Intervention de Gérald Darmanin

Réunion du 7 novembre 2023 à 14h30
Immigration et intégration — Article 1er

Gérald Darmanin  :

Je constate en effet que, si votre amendement était adopté, nous exclurions du dispositif une part de la main-d'œuvre arrivée sur le territoire national qui se destine à des métiers n'exigeant pas un niveau de français plus élevé que le niveau moyen de maîtrise de la langue atteint par les étrangers en France aujourd'hui – je rappelle que 30 % des étrangers en situation régulière parlent ou écrivent mal le français –, et qui risquerait de ne pas obtenir de titre de long séjour si un examen de langue plus exigeant était mis en œuvre.

Toutefois, sachez que les employés et les ouvriers – c'est ce que j'essaie d'expliquer à certains patrons – ne se contentent pas de travailler dans les usines et les entreprises. Ces personnes vivent dans notre société, fréquentent un club de sport, se promènent dans la rue, s'intéressent à la vie de leur cité, fréquentent un culte, rencontrent des amis, etc.

J'ai parfois le sentiment, lorsque je rencontre certains responsables patronaux – ce n'est pas toujours le cas, et ce n'est pas le cas de tous – qu'ils voient les étrangers uniquement comme une main-d'œuvre, et jamais comme des citoyens que nous aurons ensuite collectivement à gérer.

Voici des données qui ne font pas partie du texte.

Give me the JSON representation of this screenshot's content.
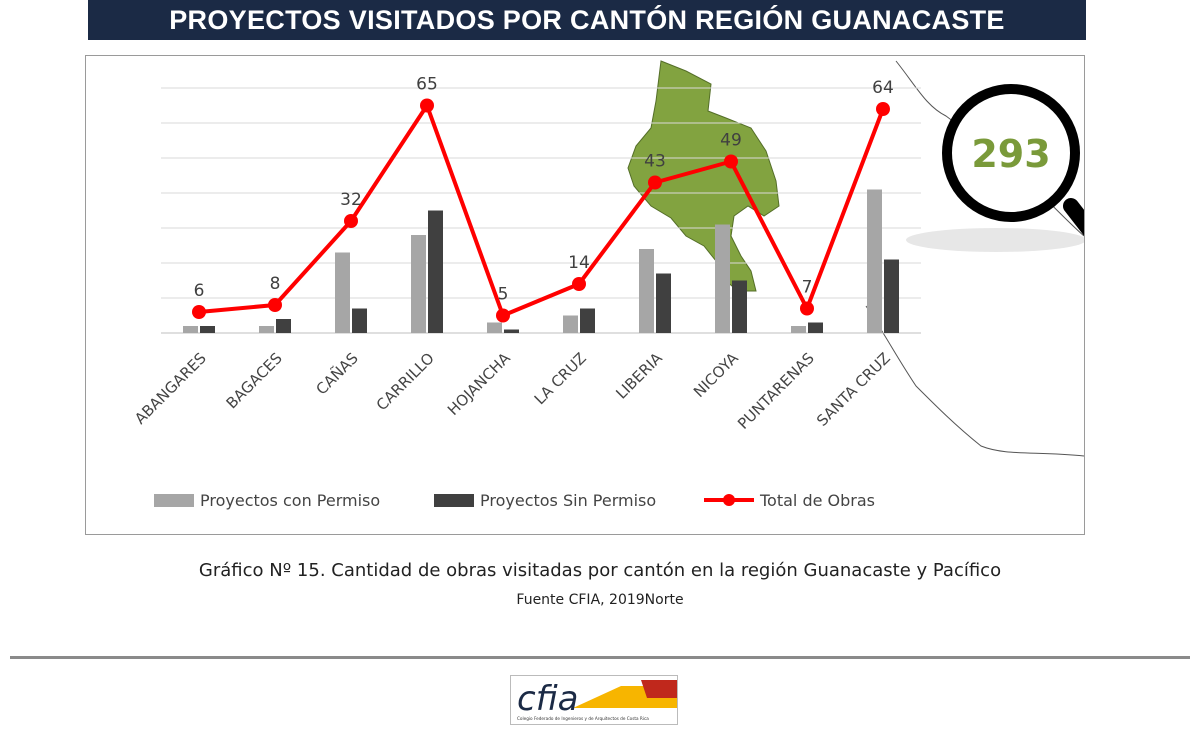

Tous ces étrangers quitteront d'ailleurs peut-être un jour ces usines et ces entreprises. Simplement, comme ils disposent d'un titre de long séjour, ils resteront sur le territoire national et continueront de fréquenter les espaces publics, tout comme les autres étrangers en situation régulière et les Français.

C'est pourquoi je suis peu sensible aux arguments d'une partie du patronat – je ne dis pas cela pour vous, monsieur le sénateur Reichardt, mais pour que chacun comprenne bien.

Je ne veux pas distinguer entre les différents niveaux de français : je préfère que l'on s'intéresse au niveau de français requis de tout étranger souhaitant acquérir un titre de long séjour, plutôt qu'au niveau de français exigé selon le métier qu'il exerce, car un étranger peut tout à fait changer de profession ou suivre une nouvelle formation. On ne peut pas le réduire à son métier.

Tout cela me conduit à vous dire, monsieur le sénateur, que votre proposition tend à amoindrir sensiblement la disposition du Gouvernement.

Comme je suis très attaché – c'est une conviction très profonde – à l'idée qu'un étranger doit parler, apprendre et comprendre correctement notre langue s'il veut durablement s'installer sur le territoire de la République, je considère qu'il ne faut pas conditionner cette exigence à l'exercice de tel ou tel métier, même si je puis comprendre le principe que vous défendez, peut-être selon un point de davantage capitaliste que patriotique.

Le Gouvernement émet donc un avis défavorable sur cet amendement.